Lew spoke to reporters after visiting Centro Medico, the third-largest Level 1 trauma center in the U.S. and its territories. The 22-acre campus houses 18 health institutions, and cares for more than 7,400 patients per year. The center has said it may need to reduce services beginning in July without congressional action, and has been unable to post job vacancies due to a shrinking budget.
Some private hospitals, plagued by payment delays between health insurers and suppliers, are refusing to provide services. That sends more patients to Centro Medico, a public hospital. "If it collapses, all hell will break loose,” Ricardo Rivera, executive director of the Puerto Rico Health Insurance Administration, told Lew, according to a press pool report.
Lew later reflected on seeing little babies -- “not even four pounds” -- receiving dialysis at the center. He said personnel told him they are unable to keep an inventory of necessary medications, because of dwindling resources caused by the debt crisis.
“I don’t think there’s a member of Congress who would find it acceptable for a 5-week-old baby to not have access to the medications they need for dialysis, or for a 5- or 10-year-old who needs an infusion for cancer treatment to be told we couldn’t pay [cash on delivery], so we don’t have the medicine,” Lew told reporters.
A handful of nurses and doctors in lab coats watched as Lew peppered health officials with questions about problems getting cancer drugs, management of the Zika virus, and the hospital's funding challenges.
Dr. Juan Nazario, executive director of the hospital, told Lew he worries about losing nurses and physicians to the continental United States, according to the press pool report. "We are getting near the bottom," added Jorge Hernandez, a trauma center doctor. "We are struggling every day -- equipment, drugs, personnel."
Ana Rius, secretary of health for Puerto Rico, told Lew that in five months since the outbreak of Zika was identified, the center has seen 26 hospitalizations for the virus.
Earlier in the day, Lew joined Puerto Rican Gov. Alejandro Garcia Padilla at an elementary school in San Juan for a tour of termite-infested classrooms, poorly maintained school buildings, and a cafeteria that can’t keep its lights on when it rains due to faulty circuit breakers.
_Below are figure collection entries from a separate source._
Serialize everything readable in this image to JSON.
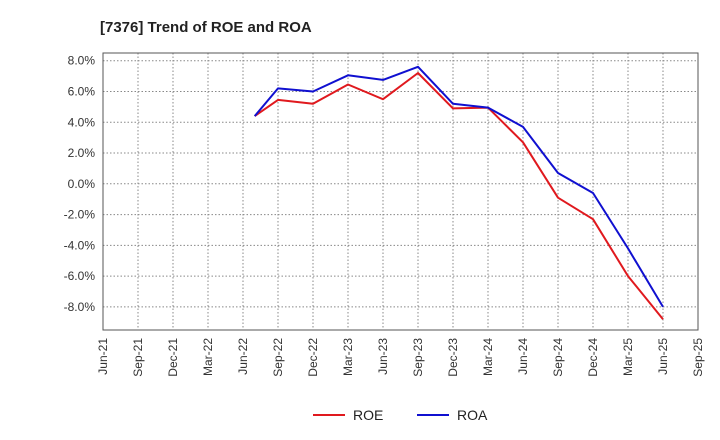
{
  "chart_data": {
    "type": "line",
    "title": "[7376]  Trend of ROE and ROA",
    "xlabel": "",
    "ylabel": "",
    "x_ticks": [
      "Jun-21",
      "Sep-21",
      "Dec-21",
      "Mar-22",
      "Jun-22",
      "Sep-22",
      "Dec-22",
      "Mar-23",
      "Jun-23",
      "Sep-23",
      "Dec-23",
      "Mar-24",
      "Jun-24",
      "Sep-24",
      "Dec-24",
      "Mar-25",
      "Jun-25",
      "Sep-25"
    ],
    "y_ticks": [
      "8.0%",
      "6.0%",
      "4.0%",
      "2.0%",
      "0.0%",
      "-2.0%",
      "-4.0%",
      "-6.0%",
      "-8.0%"
    ],
    "y_tick_values": [
      8,
      6,
      4,
      2,
      0,
      -2,
      -4,
      -6,
      -8
    ],
    "ylim": [
      -9.5,
      8.5
    ],
    "grid": true,
    "legend_position": "bottom",
    "series": [
      {
        "name": "ROE",
        "color": "#e0191e",
        "x": [
          "Jul-22",
          "Sep-22",
          "Dec-22",
          "Mar-23",
          "Jun-23",
          "Sep-23",
          "Dec-23",
          "Mar-24",
          "Jun-24",
          "Sep-24",
          "Dec-24",
          "Mar-25",
          "Jun-25"
        ],
        "values": [
          4.4,
          5.45,
          5.2,
          6.45,
          5.5,
          7.2,
          4.9,
          4.95,
          2.7,
          -0.9,
          -2.3,
          -6.0,
          -8.8
        ]
      },
      {
        "name": "ROA",
        "color": "#1010d0",
        "x": [
          "Jul-22",
          "Sep-22",
          "Dec-22",
          "Mar-23",
          "Jun-23",
          "Sep-23",
          "Dec-23",
          "Mar-24",
          "Jun-24",
          "Sep-24",
          "Dec-24",
          "Mar-25",
          "Jun-25"
        ],
        "values": [
          4.4,
          6.2,
          6.0,
          7.05,
          6.75,
          7.6,
          5.2,
          4.95,
          3.7,
          0.7,
          -0.6,
          -4.2,
          -8.0
        ]
      }
    ]
  }
}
"The financial crisis is not just a question of bondholders, but a question of the lives that are being led by 3.5 million Americans who live on Puerto Rico," Lew told reporters before visiting a kindergarten class. “Their children are Americans no less than the Americans born on the mainland.”
“We need Congress to act,” Garcia Padilla said solemnly.
Garcia Padilla faces poor approval ratings that reflect the island's decade-long financial woes and isn’t running for re-election. He pushed back against Republican complaints that the legislation would be a "bailout" for the island.
"We haven’t been offered and we are not asking for a bailout," Garcia Padilla said.